Primary Submission Category: Machine Learning and Causal Inference
Proportional Response: Contextual Bandits for Simple and Cumulative Regret Minimization
Authors: Sanath Kumar Krishnamurthy, Ruohan Zhan, Susan Athey, Emma Brunskill,
Presenting Author: Sanath Kumar Krishnamurthy*
We design adaptive experimentation (contextual bandit) algorithms to learn a targeted treatment assignment policy. Our design focuses on two important objectives: optimizing outcomes for the subjects in the experiment (cumulative regret minimization) and gathering data that will be useful for learning a policy with high expected reward (simple regret minimization). Recently, [Li et al 2022] formally showed that it is impossible for an algorithm to simultaneously achieve minimax optimal cumulative regret guarantees and instance optimal simple regret guarantees. They also proposed a novel algorithm that is the first to achieve instance-optimal simple regret guarantees, but is impractical to use due to computational considerations (their exploration policy relies on explicitly constructing a distribution over a potentially large set of policies).
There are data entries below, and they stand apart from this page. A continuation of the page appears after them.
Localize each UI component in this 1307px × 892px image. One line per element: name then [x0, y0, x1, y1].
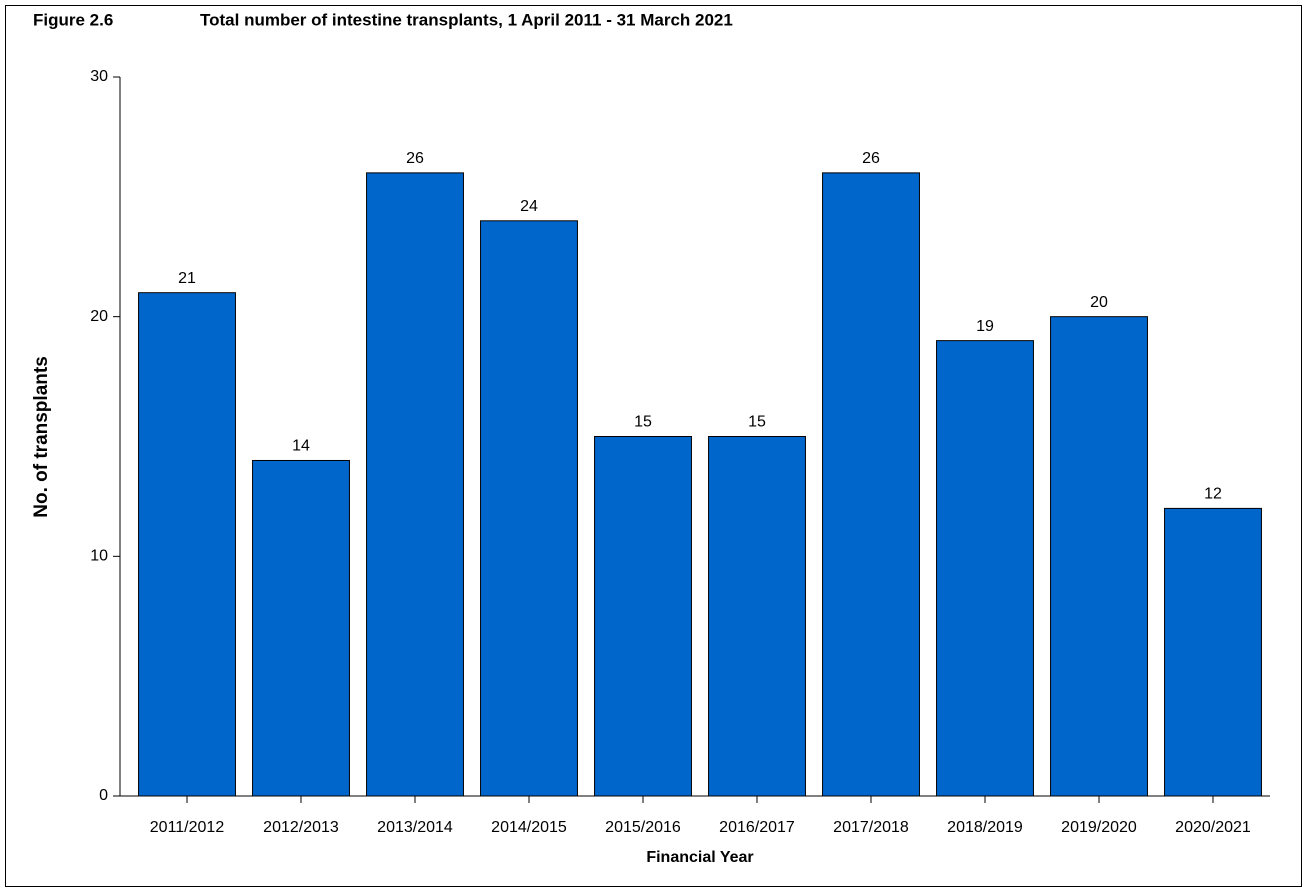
bar	[936, 340, 1034, 797]
bar	[480, 220, 578, 797]
data-label: 15	[748, 414, 766, 431]
bar	[1050, 316, 1148, 797]
data-label: 15	[634, 414, 652, 431]
x-tick-label: 2020/2021	[1175, 819, 1251, 836]
x-tick-label: 2018/2019	[947, 819, 1023, 836]
bar	[1164, 507, 1262, 797]
y-axis-label: No. of transplants	[31, 356, 52, 518]
data-label: 24	[520, 198, 538, 215]
x-tick-label: 2019/2020	[1061, 819, 1137, 836]
x-tick-label: 2012/2013	[263, 819, 339, 836]
bar	[252, 459, 350, 797]
x-tick-label: 2014/2015	[491, 819, 567, 836]
data-label: 26	[406, 150, 424, 167]
bar	[822, 172, 920, 797]
figure-label: Figure 2.6	[33, 10, 113, 29]
data-label: 19	[976, 318, 994, 335]
bar	[708, 436, 806, 797]
data-label: 21	[178, 270, 196, 287]
bar	[366, 172, 464, 797]
y-tick-label: 20	[90, 308, 108, 325]
bar	[138, 292, 236, 797]
x-axis-label: Financial Year	[646, 849, 753, 866]
y-tick-label: 30	[90, 68, 108, 85]
x-tick-label: 2013/2014	[377, 819, 453, 836]
data-label: 20	[1090, 294, 1108, 311]
x-tick-label: 2017/2018	[833, 819, 909, 836]
chart-title: Total number of intestine transplants, 1…	[200, 10, 733, 29]
y-tick-label: 0	[99, 787, 108, 804]
bar	[594, 436, 692, 797]
x-tick-label: 2011/2012	[150, 819, 225, 836]
y-tick-label: 10	[90, 548, 108, 565]
data-label: 26	[862, 150, 880, 167]
data-label: 12	[1204, 486, 1222, 503]
x-tick-label: 2016/2017	[719, 819, 795, 836]
x-tick-label: 2015/2016	[605, 819, 681, 836]
data-label: 14	[292, 438, 310, 455]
To address these issues, we propose a novel family of contextual bandit algorithms that are simple (easy to implement), flexible (works with any model and policy class), statistically efficient, and computationally efficient. Our family of algorithms comes with a parameter that allows for flexible trading off between guarantees on the two competing objectives, simple and cumulative regret minimization. Technically, our algorithm is enabled by the construction of a set of arms at every context that are probabilisticaly reliable over the context distribution to contain the arm recommended by the optimal policy.